Xoán Allegue, presidente de la cooperativa Martín Códax: «Cal é o mellor viño? O que a cada un máis lle guste»

Sara Dorado CAMBADOS / LA VOZ

AROUSA

Xoán Allegue le pide al 2026 que la cooperativa continúe creciendo; ya está presente en medio centenar de países
Xoán Allegue le pide al 2026 que la cooperativa continúe creciendo; ya está presente en medio centenar de países MONICA IRAGO

La bodega cierra el 2025 en uno de sus momentos más dulces, celebrando sus cuarenta años de vida

04 ene 2026 . Actualizado a las 05:00 h.

Es difícil resumir cuatro décadas de trabajo en unas pocas lineas. La cooperativa Martín Códax despide un 2025 dulce, cargado de reconocimientos, entre ellos el Premio Cultura Galega, celebrando sus 40 años de historia y con muchos retos por delante pero manteniendo intacto su valor más sagrado: el amor por la viña. Al frente de esta gran familia conformada por 300 socios y unos 160 trabajadores directos, está Xoán Allegue, el presidente de la cooperativa: «Unha empresa non debe ser personalista, e menos esta. É a esencia de Martín Códax, que é o resultado do traballo e o esforzo colectivo», reflexiona.

Son dos conceptos que no deja de repetir: el valor de su gente y la fuerza de su unión. «A propia bodega, que naceu en 1985, fíxoo precisamente con esa vocación, a de aportar algo máis.
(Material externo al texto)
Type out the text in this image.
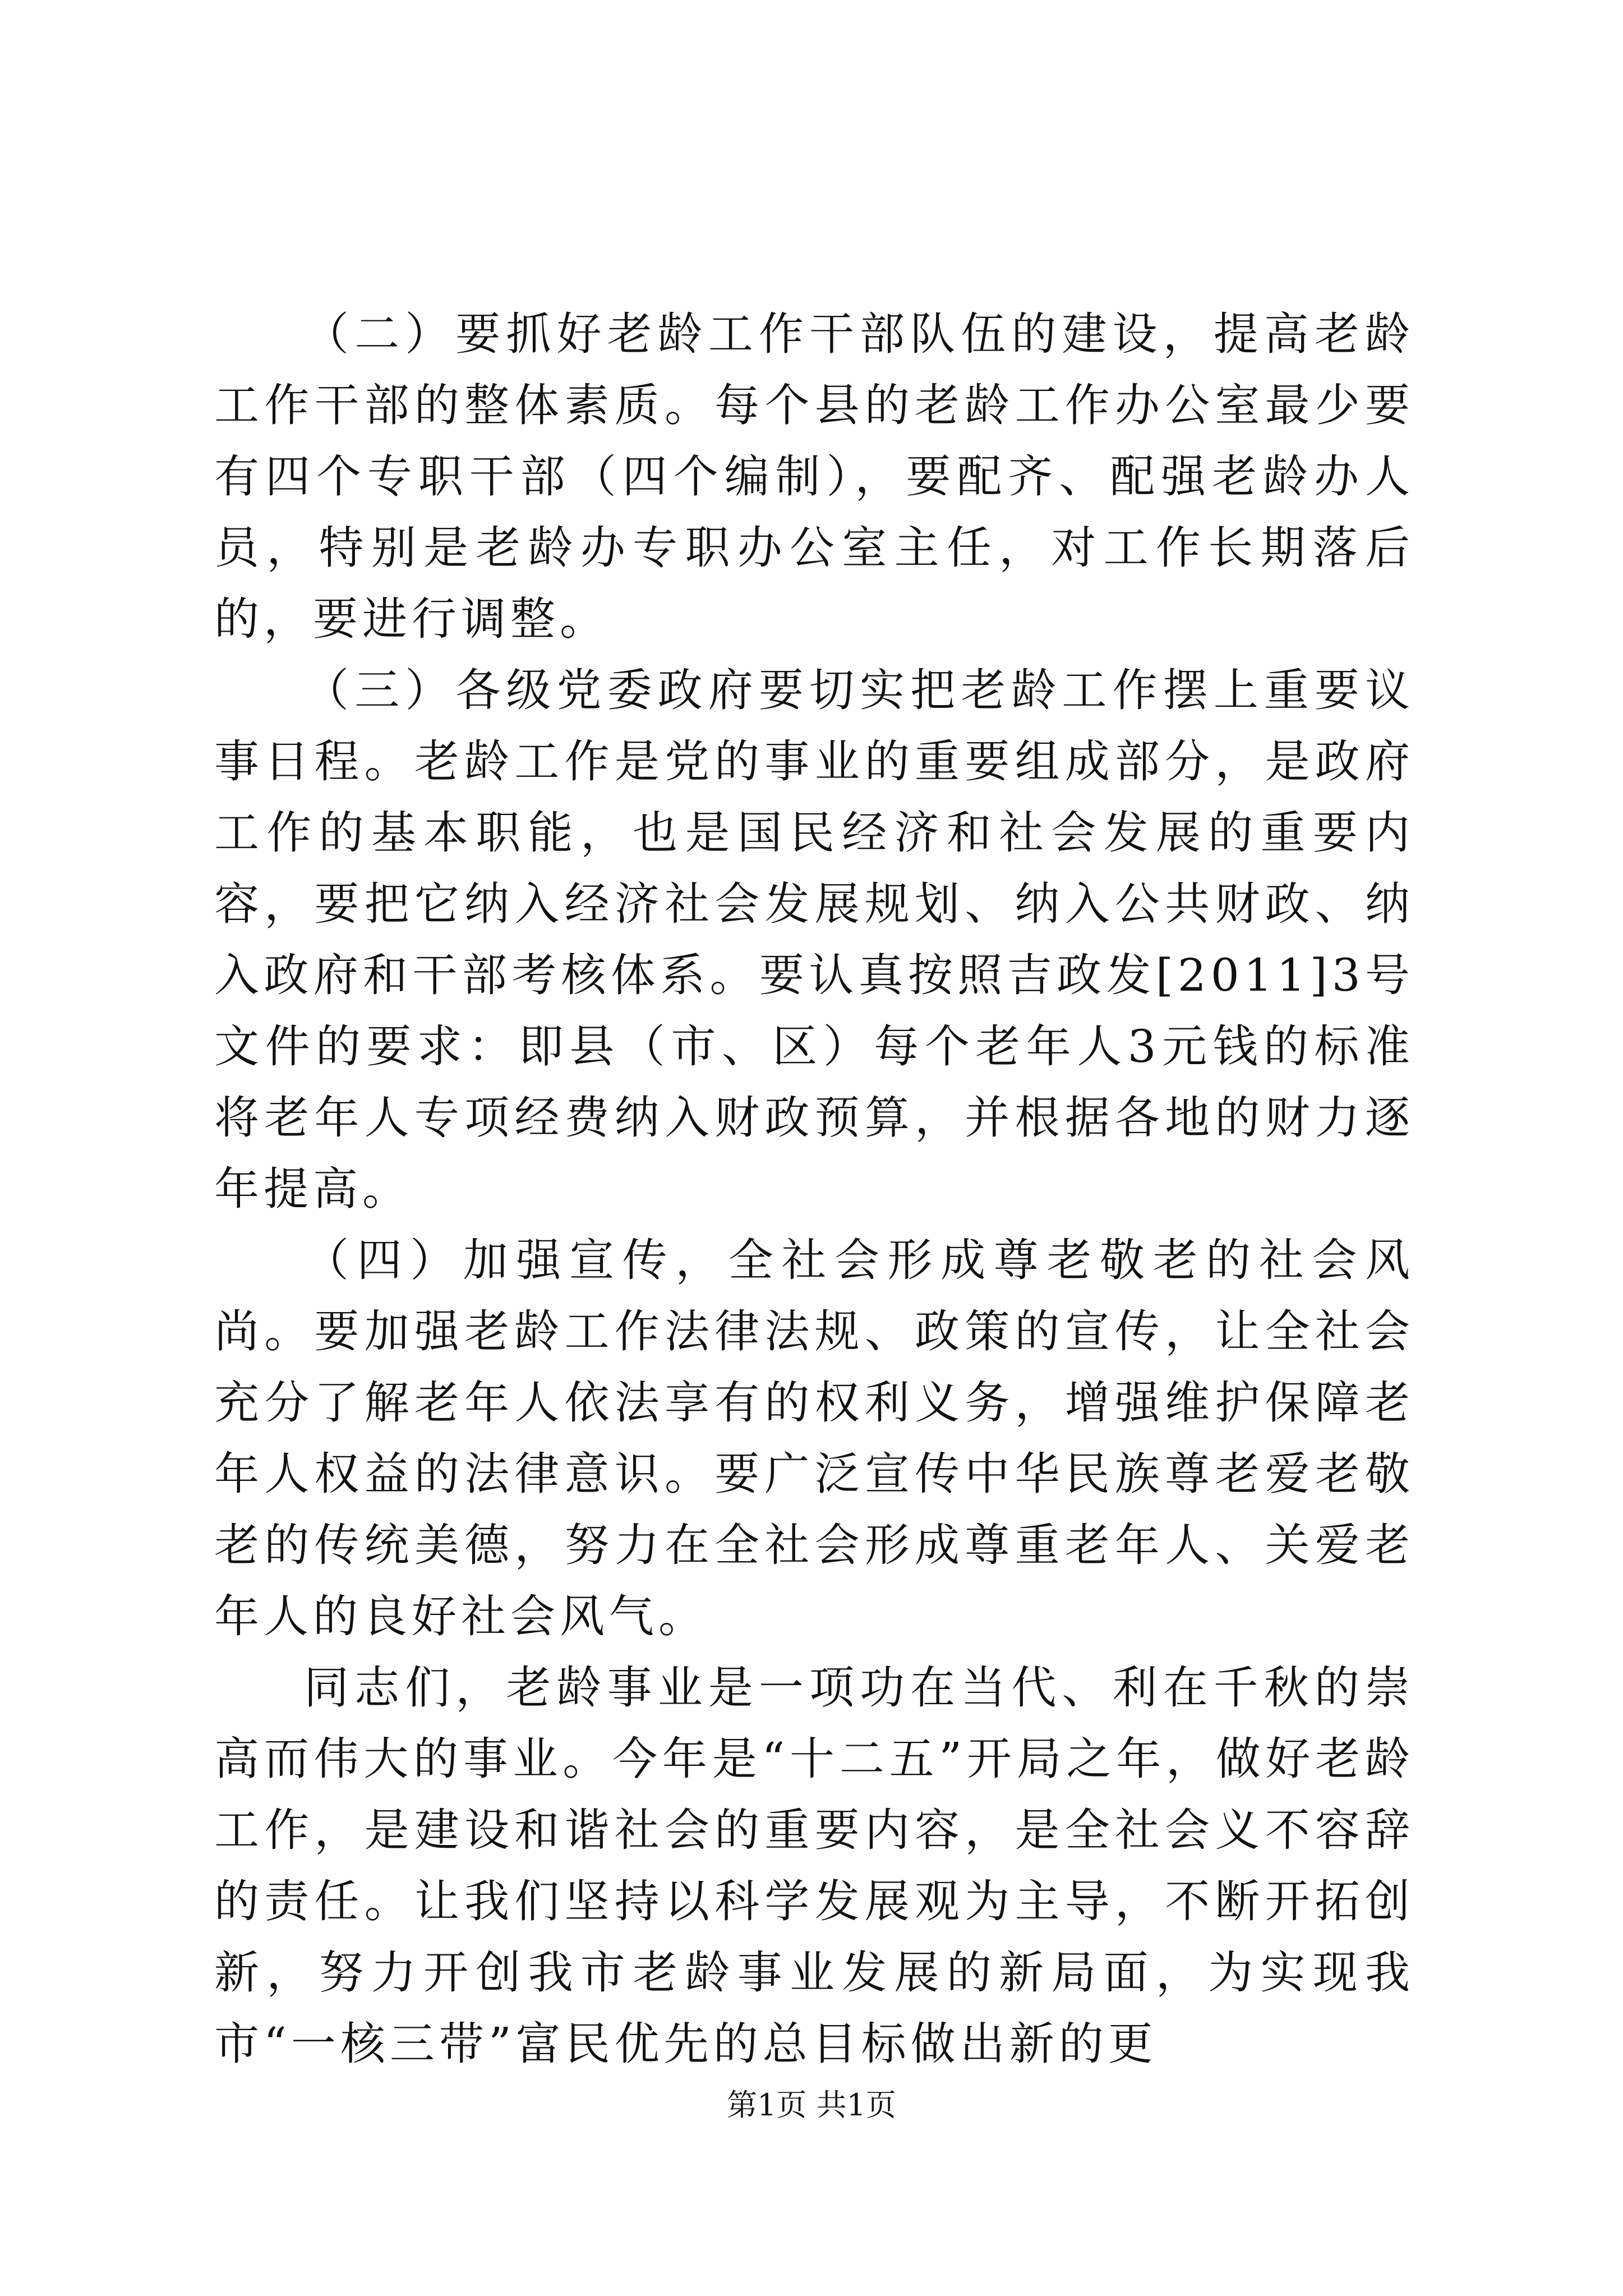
（二）要抓好老龄工作干部队伍的建设，提高老龄工作干部的整体素质。每个县的老龄工作办公室最少要有四个专职干部（四个编制），要配齐、配强老龄办人员，特别是老龄办专职办公室主任，对工作长期落后的，要进行调整。

（三）各级党委政府要切实把老龄工作摆上重要议事日程。老龄工作是党的事业的重要组成部分，是政府工作的基本职能，也是国民经济和社会发展的重要内容，要把它纳入经济社会发展规划、纳入公共财政、纳入政府和干部考核体系。要认真按照吉政发[2011]3号文件的要求：即县（市、区）每个老年人3元钱的标准将老年人专项经费纳入财政预算，并根据各地的财力逐年提高。

（四）加强宣传，全社会形成尊老敬老的社会风尚。要加强老龄工作法律法规、政策的宣传，让全社会充分了解老年人依法享有的权利义务，增强维护保障老年人权益的法律意识。要广泛宣传中华民族尊老爱老敬老的传统美德，努力在全社会形成尊重老年人、关爱老年人的良好社会风气。

同志们，老龄事业是一项功在当代、利在千秋的崇高而伟大的事业。今年是“十二五”开局之年，做好老龄工作，是建设和谐社会的重要内容，是全社会义不容辞的责任。让我们坚持以科学发展观为主导，不断开拓创新，努力开创我市老龄事业发展的新局面，为实现我市“一核三带”富民优先的总目标做出新的更

第1页 共1页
Xa a elección do nome pódenos dar pistas», comenta. Porque fue «atrevida no seu momento», una época en la que lo natural era elegir «nomes de baróns, de condados, de pazos… aquí seguimos un camiño diferente: o de poñer en valor as nosas raíces, o que somos».

Cosa de familia

Una pasión genuina que habla del amor por el vino. ¿Qué mas prueba de ello que la propia historia de Allegue? Natural de Mugardos, localidad de tradición marinera, el vínculo que tenía con el campo venía de casa de sus abuelos: «Vivían na zona de Betanzos e tiñan unha explotación gandeira … sempre sentín interese», comenta. No pensó acabar en Cambados. Estudió filología y su futuro parecía estar ligado a la docencia: «Había bastante traballo, non creas, pero a verdade é tan sinxela como que namorei», comenta entre risas. Se casó y se vino para la zona, donde su suegro fue uno de los socios fundadores: «Profesionalizamos a explotación, o meu sogro xubilou e eu tomei o relevo. Agora somos principalmente catro: os meus cuñados, a miña muller e eu mesmo». Allegue añade, con un toque de orgullo, que ya hay una nueva generación por detrás: «O meu sobriño, que ten 27 anos», dice.
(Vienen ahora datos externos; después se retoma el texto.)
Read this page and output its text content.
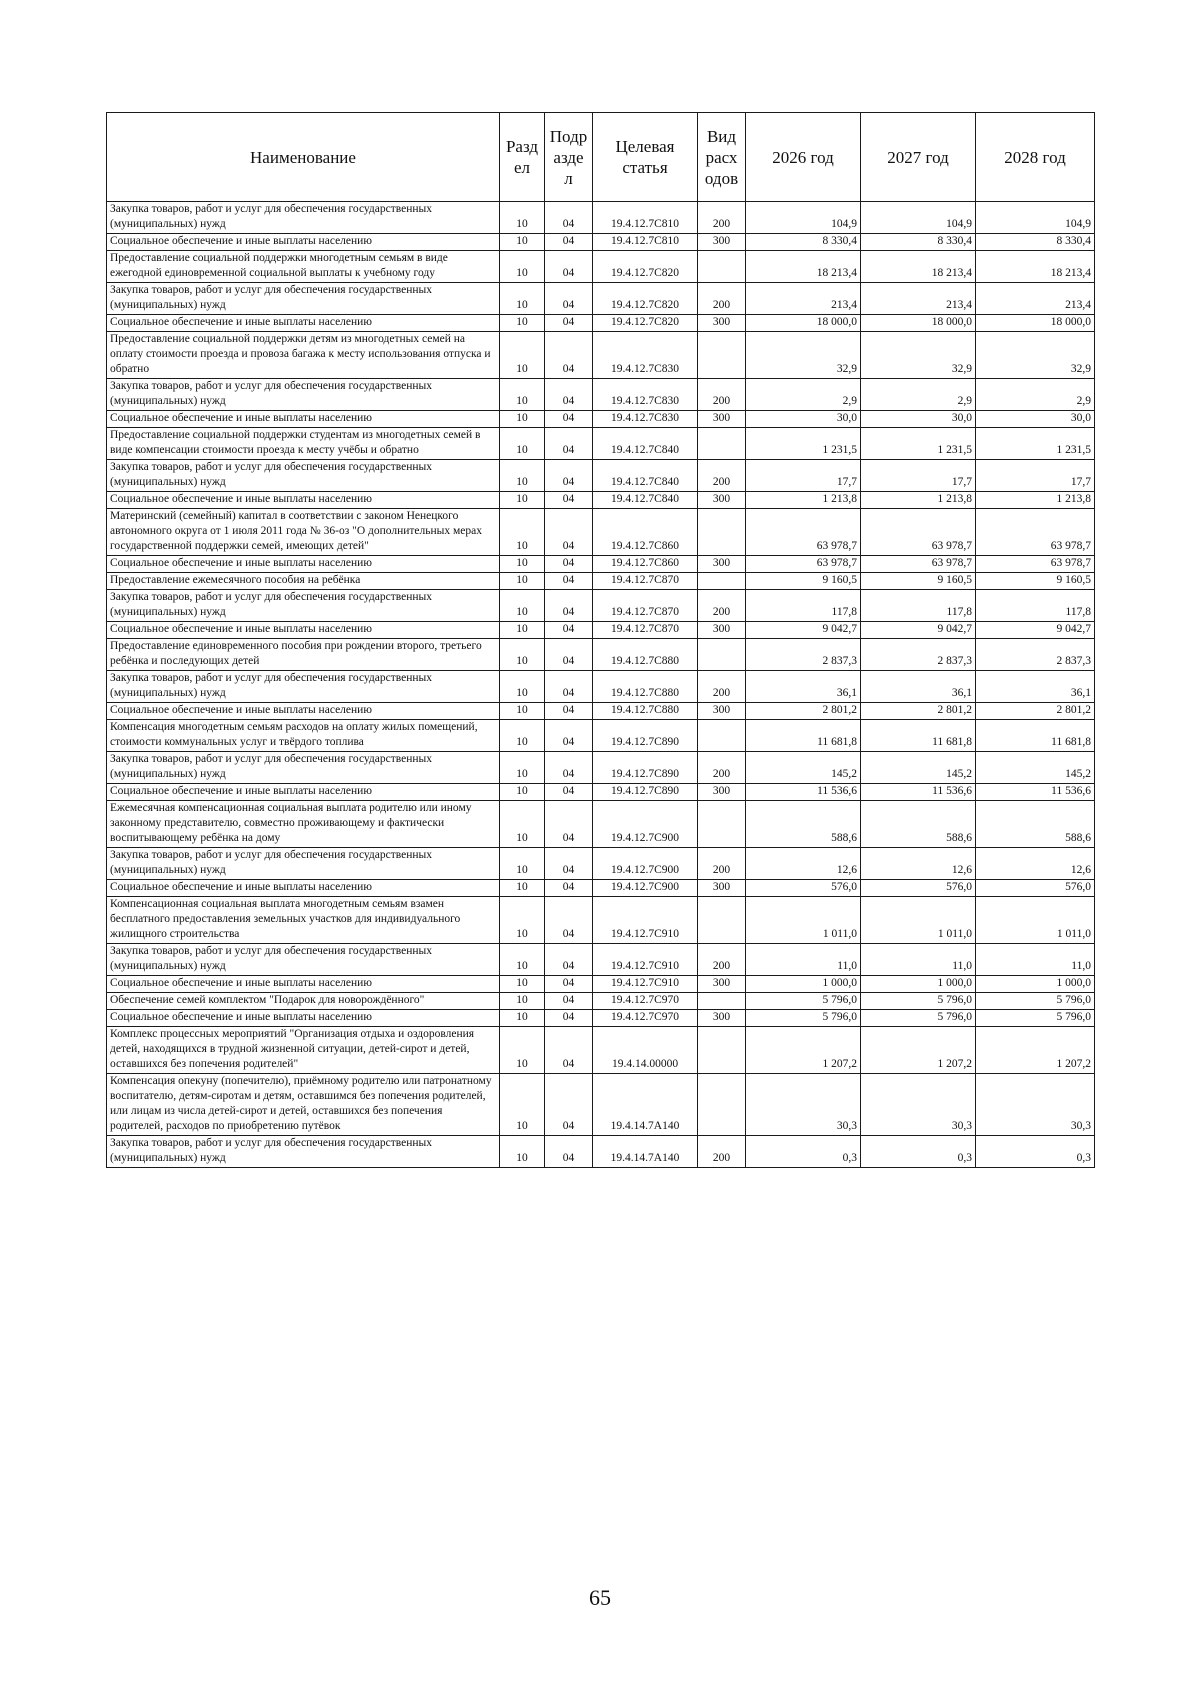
Наименование	Разд ел	Подр азде л	Целевая статья	Вид расх одов	2026 год	2027 год	2028 год
Закупка товаров, работ и услуг для обеспечения государственных (муниципальных) нужд	10	04	19.4.12.7С810	200	104,9	104,9	104,9
Социальное обеспечение и иные выплаты населению	10	04	19.4.12.7С810	300	8 330,4	8 330,4	8 330,4
Предоставление социальной поддержки многодетным семьям в виде ежегодной единовременной социальной выплаты к учебному году	10	04	19.4.12.7С820		18 213,4	18 213,4	18 213,4
Закупка товаров, работ и услуг для обеспечения государственных (муниципальных) нужд	10	04	19.4.12.7С820	200	213,4	213,4	213,4
Социальное обеспечение и иные выплаты населению	10	04	19.4.12.7С820	300	18 000,0	18 000,0	18 000,0
Предоставление социальной поддержки детям из многодетных семей на оплату стоимости проезда и провоза багажа к месту использования отпуска и обратно	10	04	19.4.12.7С830		32,9	32,9	32,9
Закупка товаров, работ и услуг для обеспечения государственных (муниципальных) нужд	10	04	19.4.12.7С830	200	2,9	2,9	2,9
Социальное обеспечение и иные выплаты населению	10	04	19.4.12.7С830	300	30,0	30,0	30,0
Предоставление социальной поддержки студентам из многодетных семей в виде компенсации стоимости проезда к месту учёбы и обратно	10	04	19.4.12.7С840		1 231,5	1 231,5	1 231,5
Закупка товаров, работ и услуг для обеспечения государственных (муниципальных) нужд	10	04	19.4.12.7С840	200	17,7	17,7	17,7
Социальное обеспечение и иные выплаты населению	10	04	19.4.12.7С840	300	1 213,8	1 213,8	1 213,8
Материнский (семейный) капитал в соответствии с законом Ненецкого автономного округа от 1 июля 2011 года № 36-оз "О дополнительных мерах государственной поддержки семей, имеющих детей"	10	04	19.4.12.7С860		63 978,7	63 978,7	63 978,7
Социальное обеспечение и иные выплаты населению	10	04	19.4.12.7С860	300	63 978,7	63 978,7	63 978,7
Предоставление ежемесячного пособия на ребёнка	10	04	19.4.12.7С870		9 160,5	9 160,5	9 160,5
Закупка товаров, работ и услуг для обеспечения государственных (муниципальных) нужд	10	04	19.4.12.7С870	200	117,8	117,8	117,8
Социальное обеспечение и иные выплаты населению	10	04	19.4.12.7С870	300	9 042,7	9 042,7	9 042,7
Предоставление единовременного пособия при рождении второго, третьего ребёнка и последующих детей	10	04	19.4.12.7С880		2 837,3	2 837,3	2 837,3
Закупка товаров, работ и услуг для обеспечения государственных (муниципальных) нужд	10	04	19.4.12.7С880	200	36,1	36,1	36,1
Социальное обеспечение и иные выплаты населению	10	04	19.4.12.7С880	300	2 801,2	2 801,2	2 801,2
Компенсация многодетным семьям расходов на оплату жилых помещений, стоимости коммунальных услуг и твёрдого топлива	10	04	19.4.12.7С890		11 681,8	11 681,8	11 681,8
Закупка товаров, работ и услуг для обеспечения государственных (муниципальных) нужд	10	04	19.4.12.7С890	200	145,2	145,2	145,2
Социальное обеспечение и иные выплаты населению	10	04	19.4.12.7С890	300	11 536,6	11 536,6	11 536,6
Ежемесячная компенсационная социальная выплата родителю или иному законному представителю, совместно проживающему и фактически воспитывающему ребёнка на дому	10	04	19.4.12.7С900		588,6	588,6	588,6
Закупка товаров, работ и услуг для обеспечения государственных (муниципальных) нужд	10	04	19.4.12.7С900	200	12,6	12,6	12,6
Социальное обеспечение и иные выплаты населению	10	04	19.4.12.7С900	300	576,0	576,0	576,0
Компенсационная социальная выплата многодетным семьям взамен бесплатного предоставления земельных участков для индивидуального жилищного строительства	10	04	19.4.12.7С910		1 011,0	1 011,0	1 011,0
Закупка товаров, работ и услуг для обеспечения государственных (муниципальных) нужд	10	04	19.4.12.7С910	200	11,0	11,0	11,0
Социальное обеспечение и иные выплаты населению	10	04	19.4.12.7С910	300	1 000,0	1 000,0	1 000,0
Обеспечение семей комплектом "Подарок для новорождённого"	10	04	19.4.12.7С970		5 796,0	5 796,0	5 796,0
Социальное обеспечение и иные выплаты населению	10	04	19.4.12.7С970	300	5 796,0	5 796,0	5 796,0
Комплекс процессных мероприятий "Организация отдыха и оздоровления детей, находящихся в трудной жизненной ситуации, детей-сирот и детей, оставшихся без попечения родителей"	10	04	19.4.14.00000		1 207,2	1 207,2	1 207,2
Компенсация опекуну (попечителю), приёмному родителю или патронатному воспитателю, детям-сиротам и детям, оставшимся без попечения родителей, или лицам из числа детей-сирот и детей, оставшихся без попечения родителей, расходов по приобретению путёвок	10	04	19.4.14.7А140		30,3	30,3	30,3
Закупка товаров, работ и услуг для обеспечения государственных (муниципальных) нужд	10	04	19.4.14.7А140	200	0,3	0,3	0,3
65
Allegue, con ocho años; su pasión por el campo está vinculada directamente a sus abuelos, que tenían una explotación en Betanzos
Allegue, con ocho años; su pasión por el campo está vinculada directamente a sus abuelos, que tenían una explotación en Betanzos

Reconoce que en este largo camino hubo cambios, se modernizó la forma de trabajar, algo que considera positivo y los hizo llegar hasta donde están: presentes en prácticamente todo el territorio gallego y exportando a más de cincuenta países del mundo, que se dice pronto. El presidente de la cooperativa hace especial hincapié en hablar de su equipo y señala que «soubemos profesionalizar a xestión, dende un principio entendeuse a importancia de escoitar aos expertos». Son esos profesionales los que conocen y entienden las tendencias del mercado, una ciencia cambiante: «Estamos moi felices porque pechamos un moi bo ano», señala.

Un enólogo en cada hogar

El albariño es hoy un vino referente en el sector, rompiendo por el camino el falso elitismo que a veces parece rodear ese mundo. En una tierra donde «en cada casa hai un viticultor», Allegue aboga por la naturalidad: «Non pode verse como algo alleo, como que hai que ser moi entendido para tomar un viño», apunta. Las bodegas tienen que adaptarse a los nuevos tipos de consumidores: «Se me preguntan, cal é o mellor viño, eu digo que o que a cada un máis lle guste».

Por el momento, han dado con la tecla: no todas las bodegas pueden presumir de cuarenta años de legado. Con un futuro brillante por delante, el 2026 viene cargado de ilusión, apoyados en una vendimia que fue «excepcional», eso sí, siempre con los pies en la tierra: «A día 1 de xaneiro temos cero botellas vendidas», dice entre risas, «é a realidade de cada ano e agora temos que traballar duro para cambialo», comenta. Porque para Xoán, este proyecto es como una planta: «Hai que regala todos os días para que siga dando calidade», cierra.